Или из другого письма: «Наконец-то налаживается моя последняя, но глобальная идея. Я создал заочную международную рижскую академию имени Михаила Таля, не забудется имя Таля, сумеем через нее донести красоту и глубину его творчества».
В этот оставшийся короткий период его жизни я стал называть его Аликом, и не потому, что Маэстро – было Мишиным и должно было оставаться таковым, скорее оттого, что игривость и фривольность стали как-то неуместными и неправильными.
Вот и самое последнее письмо: «Годы идут, всё ближе перспектива загробного рая. Правда, в моих мемуарах будет глава: письма из загробного мира. Это будет самым веселым куском книги!» И уже в самом конце: «У меня, конечно, трагедия. Собралось столько материалов и мыслей, что они рвутся наружу, а я погибаю в пучине всё новых нахлынувших идей, но теперь я наконец поставлю точку и начну подводить итоги».
Поток идей прервался 8 декабря 1993 года в Берлине: точку поставила смерть, и подводить итоги стало некому.
Все же попробую. Две трети своей жизни Маэстро был подданным СССР – искусственного образования, вероятно, самого искусственного в новейшей истории, которое, несмотря на политическую несостоятельность, а может быть, и благодаря этому, породило больше человеческих типов, чем какая-либо страна в Европе, за исключением разве что Австро-Венгерской империи. Если считать, разумеется, Советский Союз полностью европейской страной.
Кем же был Кобленц? Хотя он родился и всю жизнь прожил в Риге и латышский язык знал в совершенстве, латышом он, конечно, не был. Более всего в жизни говорил по-русски, прекрасно знал русскую литературу и культуру, но не был он, разумеется, и русским. Несмотря на немецкую гимназию, превосходный немецкий и переезд в Берлин в самые последние годы, он не был, конечно, и немцем.
Еврей по крови, у которого мать и сестры погибли в гетто, он не был и вполне евреем, так как и вопросы религии, и вопросы, связанные с тем, что обычно называют национальным самосознанием, не были ему близки.

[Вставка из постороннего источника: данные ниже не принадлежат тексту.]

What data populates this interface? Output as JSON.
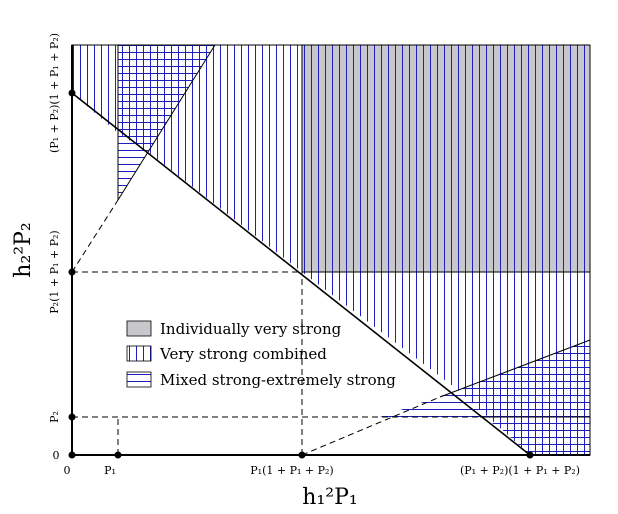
{
  "axes": {
    "x_title": "h₁²P₁",
    "y_title": "h₂²P₂",
    "x_ticks": [
      "0",
      "P₁",
      "P₁(1 + P₁ + P₂)",
      "(P₁ + P₂)(1 + P₁ + P₂)"
    ],
    "y_ticks": [
      "0",
      "P₂",
      "P₂(1 + P₁ + P₂)",
      "(P₁ + P₂)(1 + P₁ + P₂)"
    ]
  },
  "legend": {
    "items": [
      {
        "label": "Individually very strong",
        "pattern": "solid-gray"
      },
      {
        "label": "Very strong combined",
        "pattern": "vertical-hatch"
      },
      {
        "label": "Mixed strong-extremely strong",
        "pattern": "horizontal-hatch"
      }
    ]
  },
  "colors": {
    "hatch": "#1f1fbf",
    "gray_fill": "#c8c8cc",
    "line": "#000000"
  }
}
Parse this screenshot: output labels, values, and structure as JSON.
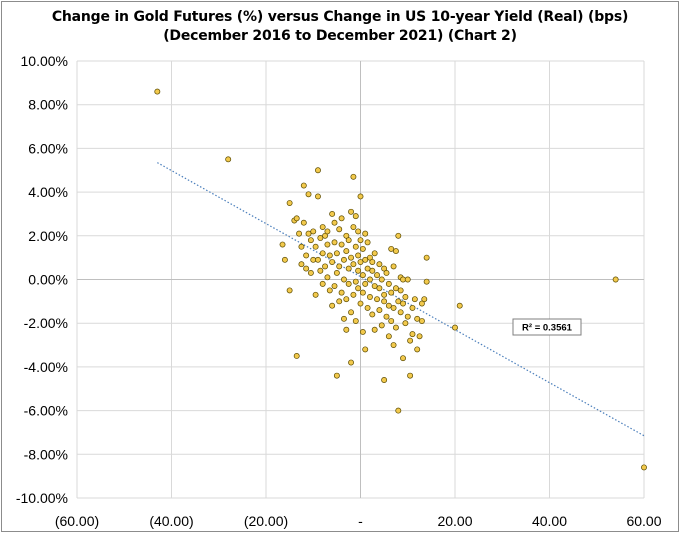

Большая часть жизни Маэстро прошла в Советском Союзе. Для того чтобы нормально функционировать в этой стране, он должен был носить маску, как и многие в те времена, которую желательно было не снимать даже на ночь, дабы не войти в постоянный конфликт с самим собой. В этом случае, правда, маска могла срастись с лицом, и уже непросто было отделить одно от другого. Заказанные Кобленцу воспоминания о Тале для «New in Chess» были пронизаны советскими терминами, понятиями, именами людей, известными только в СССР, настолько, что от проекта скрепя сердце пришлось отказаться: комментарии и сноски превысили бы размеры самой статьи. Я думаю, что не всё в абзацах его книг, посвященных расцвету шахмат в советской Латвии, написано по обязанности. Мне не кажется также, что описание первого чемпионата Латвийской советской республики, проходившего в залитом светом хрустальных люстр зеркальном зале бывшей рижской биржи, неискренно, а слова «шахматы в нашей республике теперь из хобби одиночек превратятся в подлинно массовую игру, займут почетное место в культурной жизни» были только данью общепринятому шаблону. Наконец, он сам, его социальное и общественное положение, его имя, известное на родине каждому, очевидно, не могли бы стать таковыми в случае гипотетического, разумеется, варианта, что Латвия пошла бы в свое время по пути Финляндии или, скажем, Норвегии. Но при всем при том Маэстро не был и не мог быть, конечно, советским человеком.
Рожденный прибалтийским евреем в Риге, издавна стоявшей на перекрестке четырех культур – латышской, немецкой, русской и еврейской, он был, конечно, космополитом, гражданином мира. Но космополитизм Маэстро был не только результатом серии биографических случайностей – он вытекал из самой натуры его.
Несмотря на трагические события 20-го века, коснувшиеся лично его, его семьи, несмотря на длинный ряд потерь и ударов судьбы, оглядываясь на прожитую жизнь его и принимая аристотелевское определение счастья – без помех упражнять свои способности, каковы бы они ни были, – можно сказать, что Маэстро прожил счастливую жизнь, сумев сохранить идеалы юности, открытый нрав и сердечность.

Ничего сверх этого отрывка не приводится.